Sono semplicemente più su nella catena e quindi tengono alla conservazione del loro privilegio. Ma, come noi più in basso, sono liberi di fare solo quello che gli è permesso, pena la perdita di tutto, quello che hanno e quello che sono.
Perché questa è una società in cui sei quello che hai.

Oggi siamo non all’atto conclusivo, ma alla stretta.
Per continuare l’analogia della rete, c’è un momento cui questa si stringe e i pesci si ritrovano tutti ammassati, impossibilitati, pure quelli che non si sono ancora impigliati, anche a tornare indietro dalla spinta di quelli che seguono. Portati, spinti, dal flusso.

Non voglio continuare l’analogia fino a quella della camera della morte, perché non mi piacciono gli esiti melodrammatici.
E anche perché esiste un’ovvia obiezione:
se siamo prodotti, consumatori che producono in quanto consumano, dov’è il vantaggio dei padroni nello sfoltirci?

E’ plausibile un delirio di onnipotenza tale da immaginare un mondo non più lasciato a se stesso, a una crescita caotica e compulsiva fino al crollo inevitabile, ma guidato verso una società autocontrollata nello scopo e nelle direzioni?
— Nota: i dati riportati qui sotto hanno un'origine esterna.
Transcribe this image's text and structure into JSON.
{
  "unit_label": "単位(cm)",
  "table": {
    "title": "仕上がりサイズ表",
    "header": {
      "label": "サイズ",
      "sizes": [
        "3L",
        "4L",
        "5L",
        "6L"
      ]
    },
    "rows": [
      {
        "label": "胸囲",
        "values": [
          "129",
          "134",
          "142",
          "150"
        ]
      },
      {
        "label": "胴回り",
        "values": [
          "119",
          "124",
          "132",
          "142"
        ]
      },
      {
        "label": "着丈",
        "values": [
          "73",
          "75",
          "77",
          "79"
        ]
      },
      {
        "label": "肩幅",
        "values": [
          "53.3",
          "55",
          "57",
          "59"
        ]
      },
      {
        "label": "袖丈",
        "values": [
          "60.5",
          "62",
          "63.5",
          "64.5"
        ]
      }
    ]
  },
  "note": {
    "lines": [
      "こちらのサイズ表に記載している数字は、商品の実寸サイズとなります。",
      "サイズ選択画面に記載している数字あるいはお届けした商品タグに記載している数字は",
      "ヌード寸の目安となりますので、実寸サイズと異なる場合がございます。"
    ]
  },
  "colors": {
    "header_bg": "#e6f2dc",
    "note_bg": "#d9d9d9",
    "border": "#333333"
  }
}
Oggi esistono persone al mondo che possono pensare realmente di avere questo potere, questo diritto, questo compito.
Nel mondo, 8 persone possiedono quanto 3,6 miliardi di individui.
Statistica del 2017.
E oggi ho letto da qualche parte ma non lo trovo che meno di 50 persone possiedono la ricchezza del resto degli abitanti del pianeta.

Quindi riassumiamo:
ci troviamo in una società, almeno nei paesi del blocco occidentale che ha vinto la II guerra mondiale e che da allora ha dominato il resto del mondo, in cui da decenni è stata instillata l’idea che più controllo è uguale a più sicurezza. Idea che peraltro era già forte di suo in paesi totalitari, come ex urss e cina.
E abbiamo un pugno di individui in grado di influenzare o meglio, determinare, le politiche nazionali in senso sovranazionale.

I quali individui, e le loro corti, si riuniscono ogni tanto, stilano documenti, e ci fanno gentilmente sapere il loro pensiero. E il loro pensiero è che il mondo così com’è non va. Che siamo troppi. Che sfruttiamo male le risorse e che comunque stanno terminando. Che il fatto stesso di esistere così come ci siamo abituati a concepire la vita comporta un cambiamento dell’ecosistema tale da rendere sempre più difficoltosa la nostra esistenza sul pianeta.

Il problema è che hanno ragione. Siamo troppi e cresciamo a ritmi assolutamente insostenibili. Le società del welfare con questi numeri non sono possibili. In breve non ci sarà cibo per tutti, acqua per tutti, energia per tutti.

La specie umana, se non smette di essere un sistema caotico e non governa le sue direzioni, i suoi scopi; se non regola la sua esistenza nel suo ecosistema in base a criteri di equilibrio, è destinata a collassare su se stessa. E questo avverrebbe attraverso un orribile caos mondiale che non lascerebbe che macerie fumanti.
Sarebbe il crollo della civiltà non solo come la conosciamo, ma come l’hanno conosciuta gli uomini da diecimila anni a questa parte.

Quindi l’uomo deve fare a se stesso, quello che ha fatto in questi millenni al resto della vita su questo pianeta. L’ha “regolata”, a suo uso. Ha sfoltito laddove emergeva troppo prepotentemente. Ha incrementato dove era necessario. Ha spostato. Ha eliminato. Ha migliorato. Ha reso prodotto ogni animale commestibile, ha aumentato i muscoli e la resistenza di quelli da lavoro, ha decimato quelli pericolosi, ha confinato quelli non utili. Li ha REGOLATI.

Ora qualcuno ha deciso che è arrivato il momento di regolarci tutti?
Secondo me è probabile. E è anche facile pensare che chi viene cooptato in questo grande progetto per proiettare la specie umana nel futuro la veda come una cosa nobile e positiva, con ahimé qualche effetto collaterale, inevitabile.

Ma alla base di tutto, non siamo numeri. Siamo individui. E abbiamo la nostra vita, cui siamo attaccati.

Una pecora intelligente può capire le ragioni del padrone. Ma resta pecora e cerca di sopravvivere. Come la mettiamo?